セクハラ「禁止」 国際条約制定へ 日本は態度保留

 【ジュネーブ=共同】国際労働機関(ILO)の委員会は二日、職場でのセクハラや暴力をなくすための国際基準の枠組みについて、拘束力を持つ条約を制定する方針を決めた。社会規範の異なる各国の事情に合わせるため、勧告を作成し条約を補完する。会議筋が明らかにした。 

 世界各地で性被害を告発する「#MeToo」(「私も」の意)運動が広がる中、セクハラを含めたハラスメント対策は初の国際基準制定へ一歩前進することになった。

 会議筋によると、委員会の議論では、欧州連合(EU)各国や中国、中南米、アフリカ諸国などが条約制定に賛成。米国、ロシアなどは勧告にとどめるべきだと反対し、日本は「条約にするとしても多くの国が批准できるよう柔軟な内容とすべきだ」と態度を保留した。ハラスメントの定義などをきちんと議論する必要があるとしている。

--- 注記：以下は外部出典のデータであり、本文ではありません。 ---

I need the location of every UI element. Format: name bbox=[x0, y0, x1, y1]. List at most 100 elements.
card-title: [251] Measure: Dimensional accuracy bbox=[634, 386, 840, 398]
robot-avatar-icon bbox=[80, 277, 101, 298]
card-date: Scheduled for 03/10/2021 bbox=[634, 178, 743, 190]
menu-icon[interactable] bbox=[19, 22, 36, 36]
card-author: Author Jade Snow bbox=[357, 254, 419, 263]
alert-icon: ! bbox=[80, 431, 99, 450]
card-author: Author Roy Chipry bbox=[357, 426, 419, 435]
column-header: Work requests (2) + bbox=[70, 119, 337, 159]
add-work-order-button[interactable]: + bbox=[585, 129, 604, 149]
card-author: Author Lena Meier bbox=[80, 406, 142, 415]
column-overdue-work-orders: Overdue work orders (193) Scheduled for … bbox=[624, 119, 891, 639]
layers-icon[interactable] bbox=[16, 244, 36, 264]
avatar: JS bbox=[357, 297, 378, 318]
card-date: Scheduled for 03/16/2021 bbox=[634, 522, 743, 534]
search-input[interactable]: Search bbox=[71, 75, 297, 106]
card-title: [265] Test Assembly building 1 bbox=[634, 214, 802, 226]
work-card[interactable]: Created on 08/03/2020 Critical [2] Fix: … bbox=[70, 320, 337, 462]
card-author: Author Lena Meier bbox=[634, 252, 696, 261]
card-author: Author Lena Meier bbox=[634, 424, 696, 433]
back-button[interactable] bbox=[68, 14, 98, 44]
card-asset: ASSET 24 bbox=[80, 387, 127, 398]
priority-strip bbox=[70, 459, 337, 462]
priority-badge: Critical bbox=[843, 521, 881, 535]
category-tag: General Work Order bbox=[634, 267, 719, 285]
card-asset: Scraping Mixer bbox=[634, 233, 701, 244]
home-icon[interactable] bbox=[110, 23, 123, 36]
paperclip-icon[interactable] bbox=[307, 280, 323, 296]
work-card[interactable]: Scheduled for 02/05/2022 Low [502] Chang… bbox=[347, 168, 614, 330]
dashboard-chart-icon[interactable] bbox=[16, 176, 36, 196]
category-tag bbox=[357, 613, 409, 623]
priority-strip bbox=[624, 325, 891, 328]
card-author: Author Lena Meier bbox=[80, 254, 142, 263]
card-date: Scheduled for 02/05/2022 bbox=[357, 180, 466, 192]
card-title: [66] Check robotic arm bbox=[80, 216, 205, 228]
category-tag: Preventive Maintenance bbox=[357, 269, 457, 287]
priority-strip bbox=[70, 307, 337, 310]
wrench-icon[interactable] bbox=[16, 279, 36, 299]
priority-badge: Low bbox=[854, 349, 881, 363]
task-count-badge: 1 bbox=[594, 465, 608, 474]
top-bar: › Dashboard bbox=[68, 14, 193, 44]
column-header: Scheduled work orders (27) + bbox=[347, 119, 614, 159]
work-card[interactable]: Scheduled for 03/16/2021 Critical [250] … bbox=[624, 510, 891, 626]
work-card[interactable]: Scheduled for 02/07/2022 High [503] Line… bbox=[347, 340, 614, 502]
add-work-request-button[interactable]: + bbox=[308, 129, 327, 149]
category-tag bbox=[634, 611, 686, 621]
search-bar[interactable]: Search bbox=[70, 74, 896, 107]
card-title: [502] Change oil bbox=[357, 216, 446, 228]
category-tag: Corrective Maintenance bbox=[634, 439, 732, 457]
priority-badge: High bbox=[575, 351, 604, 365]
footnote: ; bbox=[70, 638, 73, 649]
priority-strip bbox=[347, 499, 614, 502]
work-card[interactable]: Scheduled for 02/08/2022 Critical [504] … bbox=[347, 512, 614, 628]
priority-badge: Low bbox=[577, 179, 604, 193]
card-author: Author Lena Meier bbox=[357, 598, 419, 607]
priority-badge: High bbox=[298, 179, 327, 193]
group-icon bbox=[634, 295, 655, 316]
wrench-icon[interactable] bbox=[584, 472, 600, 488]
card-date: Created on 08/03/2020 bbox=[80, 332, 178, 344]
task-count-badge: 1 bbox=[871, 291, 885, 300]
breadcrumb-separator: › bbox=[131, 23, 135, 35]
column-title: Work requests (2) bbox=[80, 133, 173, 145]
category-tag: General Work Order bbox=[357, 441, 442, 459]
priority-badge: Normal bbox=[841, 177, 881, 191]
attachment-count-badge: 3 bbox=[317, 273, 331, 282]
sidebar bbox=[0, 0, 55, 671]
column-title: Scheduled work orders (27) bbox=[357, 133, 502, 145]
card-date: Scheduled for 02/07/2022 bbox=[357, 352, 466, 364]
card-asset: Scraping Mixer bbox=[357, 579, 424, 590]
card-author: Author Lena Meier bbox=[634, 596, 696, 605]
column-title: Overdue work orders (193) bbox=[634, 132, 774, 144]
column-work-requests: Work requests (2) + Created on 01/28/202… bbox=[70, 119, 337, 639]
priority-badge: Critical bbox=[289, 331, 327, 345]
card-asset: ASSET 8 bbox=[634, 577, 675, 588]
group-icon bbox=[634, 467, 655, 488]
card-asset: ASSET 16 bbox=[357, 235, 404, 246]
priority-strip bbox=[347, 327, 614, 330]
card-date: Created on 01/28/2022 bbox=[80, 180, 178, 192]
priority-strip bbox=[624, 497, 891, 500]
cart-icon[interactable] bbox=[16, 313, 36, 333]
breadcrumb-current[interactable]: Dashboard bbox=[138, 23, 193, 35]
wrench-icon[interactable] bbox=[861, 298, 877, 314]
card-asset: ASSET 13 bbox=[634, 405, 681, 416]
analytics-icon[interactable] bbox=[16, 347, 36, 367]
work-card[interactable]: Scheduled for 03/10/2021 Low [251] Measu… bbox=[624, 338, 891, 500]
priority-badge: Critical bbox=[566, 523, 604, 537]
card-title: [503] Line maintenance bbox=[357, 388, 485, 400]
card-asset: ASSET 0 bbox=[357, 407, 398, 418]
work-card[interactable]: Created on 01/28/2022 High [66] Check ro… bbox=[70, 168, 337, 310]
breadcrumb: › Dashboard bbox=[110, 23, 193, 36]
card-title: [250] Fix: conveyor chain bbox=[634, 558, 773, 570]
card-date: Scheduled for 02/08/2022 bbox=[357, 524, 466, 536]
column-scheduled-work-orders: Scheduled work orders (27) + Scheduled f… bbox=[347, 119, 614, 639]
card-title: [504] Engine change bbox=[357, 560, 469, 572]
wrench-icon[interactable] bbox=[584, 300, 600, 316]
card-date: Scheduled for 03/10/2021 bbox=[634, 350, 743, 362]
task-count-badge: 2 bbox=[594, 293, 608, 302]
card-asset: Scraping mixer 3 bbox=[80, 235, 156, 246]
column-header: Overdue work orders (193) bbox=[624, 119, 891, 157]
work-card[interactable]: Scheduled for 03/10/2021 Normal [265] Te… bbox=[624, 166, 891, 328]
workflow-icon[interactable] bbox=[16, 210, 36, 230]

 ILOはジュネーブで八日まで開かれている年次総会で委員会の報告を承認予定。条約や勧告の内容はその後詰めるが、条約と勧告の双方で国際基準の枠組みとすることは変わらない。来年の年次総会での条約制定を目指す。条約を批准するかどうかは各国が判断する。

 五月二十八日に始まった委員会には各国の政府・労働者・使用者代表が参加し、ILOがまとめた国際基準案を基に議論を進めてきた。当初、枠組みを先に決める予定だったが、議論が紛糾したため後回しにしていた。

 国際基準案は職場でのあらゆる形の暴力とハラスメントの禁止を目指すもので、ハラスメントの定義や、対象となる労働者や行為者の範囲、防止措置なども盛り込んだ。